Storage Backup Services

Enable backup on Uplevel NAS shares and pick the right combination of local snapshots, cloud disaster recovery, and long-term archives.

Enabling backup in the Portal

  1. Sign in to the Portal and open Storage.
  2. Click the edit (notepad) icon on each share you want to protect.
  3. Choose Configure Backup.
  4. Pick the tier you want: Local Snapshots, Disaster Recovery, or Archive.
  5. Save through to the Backup Preferences window and click Done to exit.

Storage page with the Configure Backup option

Backup tier selection dialog

Backup preferences with tier selected

The three tiers

The backup system layers three tiers on top of each other. They solve different problems and have different cost profiles.

Local snapshots — instant protection, no performance impact

No additional fees.

Local snapshots use the BTRFS copy-on-write (CoW) capability built into the gateway. A snapshot is an immutable record of the share’s state at a moment in time, but it doesn’t duplicate the data — it records a metadata view that points at the existing blocks. The snapshot only starts to consume real space when the live file system changes: at that point the original blocks stay attached to the snapshot while new blocks back the live file.

Two everyday uses fall out of this design:

  • File recovery. Users restore accidentally deleted or modified files directly via the Windows Previous Versions interface — see Restoring Files and Directories from Snapshots.
  • Ransomware defense. Because snapshots are read-only, an active ransomware process can’t encrypt them. After the live file system has been cleaned up, the share rolls forward from an untouched snapshot and users are back at the previous good state.

Disaster Recovery — cloud-side digital twin

Contact Sales for pricing.

Disaster Recovery (DR) makes a complete cloud-side copy of the NAS share. The first DR sync is a full upload, so it takes time proportional to the share size. After that, only the daily diffs flow up, keeping ongoing bandwidth impact small.

The point of DR is the worst-case scenario: the gateway is stolen, destroyed in a fire, or otherwise gone. When that happens we restore the cloud image onto a replacement gateway and ship it overnight — typical delivery is by 8 a.m. the next business morning. The replacement plugs in and the site is back online with the previous data in place.

For the security details of how DR images are stored, see Disaster Recovery — How We Secure and Protect Your Data.

In a disaster, contact us immediately. Email support@uplevelsystems.com or call 917-317-3001.

Next-morning delivery and complete-restore timing depend on when we’re notified, shipping carrier cut-offs, and the total size of the data to restore.

Why every site needs some DR strategy

The point isn’t that everyone needs Uplevel’s DR specifically. The point is that every site needs a tested DR strategy of some kind — Uplevel’s, another provider’s, or a documented in-house process. Catastrophic data loss is a business-survival event, not an IT inconvenience.

Test the DR process quarterly. Treat it like a fire drill: inconvenient until it matters, then invaluable. Each quarterly test should:

  • Verify the recovery procedure is current.
  • Confirm all critical data is being captured.
  • Walk through an actual recovery (not just a paper review).
  • Document and fix anything that broke.
  • Refresh recovery-time expectations against current data volumes.

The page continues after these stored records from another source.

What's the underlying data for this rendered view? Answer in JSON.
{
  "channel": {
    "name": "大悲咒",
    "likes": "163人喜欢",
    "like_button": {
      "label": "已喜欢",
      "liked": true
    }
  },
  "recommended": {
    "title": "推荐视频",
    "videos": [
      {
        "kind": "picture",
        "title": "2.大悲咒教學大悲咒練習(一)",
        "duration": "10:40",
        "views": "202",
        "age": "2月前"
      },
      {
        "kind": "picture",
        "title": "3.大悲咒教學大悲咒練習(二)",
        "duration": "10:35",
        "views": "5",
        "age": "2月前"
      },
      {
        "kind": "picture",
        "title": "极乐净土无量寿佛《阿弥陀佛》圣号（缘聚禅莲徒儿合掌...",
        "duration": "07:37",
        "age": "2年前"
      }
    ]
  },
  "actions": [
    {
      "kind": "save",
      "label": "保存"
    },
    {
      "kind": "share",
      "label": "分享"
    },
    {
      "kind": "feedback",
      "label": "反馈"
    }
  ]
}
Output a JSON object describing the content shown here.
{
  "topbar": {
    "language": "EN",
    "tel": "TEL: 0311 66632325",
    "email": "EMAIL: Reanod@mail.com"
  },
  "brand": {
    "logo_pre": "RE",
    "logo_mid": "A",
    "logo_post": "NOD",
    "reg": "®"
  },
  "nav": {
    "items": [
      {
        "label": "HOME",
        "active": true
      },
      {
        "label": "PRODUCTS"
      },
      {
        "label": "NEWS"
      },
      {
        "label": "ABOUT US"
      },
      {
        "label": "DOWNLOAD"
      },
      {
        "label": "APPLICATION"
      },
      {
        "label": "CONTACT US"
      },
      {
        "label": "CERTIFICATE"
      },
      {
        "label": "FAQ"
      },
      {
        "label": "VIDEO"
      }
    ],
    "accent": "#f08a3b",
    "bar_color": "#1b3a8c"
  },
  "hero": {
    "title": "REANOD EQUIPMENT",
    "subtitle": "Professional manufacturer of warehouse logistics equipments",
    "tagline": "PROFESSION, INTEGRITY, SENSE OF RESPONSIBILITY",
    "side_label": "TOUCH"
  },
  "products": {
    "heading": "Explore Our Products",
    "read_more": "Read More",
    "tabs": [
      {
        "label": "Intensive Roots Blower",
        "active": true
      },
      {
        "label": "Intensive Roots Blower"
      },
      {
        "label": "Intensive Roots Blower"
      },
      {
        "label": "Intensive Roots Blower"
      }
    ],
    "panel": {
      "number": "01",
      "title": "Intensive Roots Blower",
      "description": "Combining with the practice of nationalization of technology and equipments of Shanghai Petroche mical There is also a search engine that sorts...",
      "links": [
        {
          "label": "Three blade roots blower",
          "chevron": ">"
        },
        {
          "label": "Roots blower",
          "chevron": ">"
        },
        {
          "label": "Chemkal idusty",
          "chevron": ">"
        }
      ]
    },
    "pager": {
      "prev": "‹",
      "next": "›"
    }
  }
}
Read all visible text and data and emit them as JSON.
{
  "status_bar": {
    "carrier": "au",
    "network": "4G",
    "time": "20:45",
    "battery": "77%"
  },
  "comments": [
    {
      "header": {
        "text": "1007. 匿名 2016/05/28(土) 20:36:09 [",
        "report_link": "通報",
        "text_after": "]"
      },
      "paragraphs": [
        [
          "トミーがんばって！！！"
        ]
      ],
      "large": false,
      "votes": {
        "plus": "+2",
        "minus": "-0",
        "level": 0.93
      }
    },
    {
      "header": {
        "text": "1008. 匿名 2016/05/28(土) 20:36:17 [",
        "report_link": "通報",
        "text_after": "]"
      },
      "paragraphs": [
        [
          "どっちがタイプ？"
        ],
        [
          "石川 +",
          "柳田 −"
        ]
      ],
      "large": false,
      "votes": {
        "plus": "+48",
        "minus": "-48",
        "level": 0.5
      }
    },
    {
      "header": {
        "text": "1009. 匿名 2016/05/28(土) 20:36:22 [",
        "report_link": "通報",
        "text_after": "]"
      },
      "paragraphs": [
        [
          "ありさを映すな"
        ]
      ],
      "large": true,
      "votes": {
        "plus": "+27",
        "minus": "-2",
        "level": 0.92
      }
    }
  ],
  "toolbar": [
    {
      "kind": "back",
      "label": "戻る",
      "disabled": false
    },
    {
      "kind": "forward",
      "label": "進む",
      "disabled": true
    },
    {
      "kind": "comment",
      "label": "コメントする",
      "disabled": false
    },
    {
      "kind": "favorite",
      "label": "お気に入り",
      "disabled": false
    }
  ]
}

The maintenance cost of an actively tested DR plan is small compared to the cost of finding out, mid-incident, that the backup process quietly stopped working months ago.

Archives — long-term preservation

Contact Sales for pricing.

Archives are compressed long-term copies of DR images held for cold retention. They are not designed for day-to-day recovery — they need a decompression step before the data is accessible again — but they are the right home for records that have to be preserved for compliance long after they stop being useful for daily operations.

Retention requirements vary widely by industry. An accounting firm typically needs roughly seven years of records on hand for tax and audit purposes. A healthcare provider may need to preserve medical imaging and patient records for the patient’s lifetime.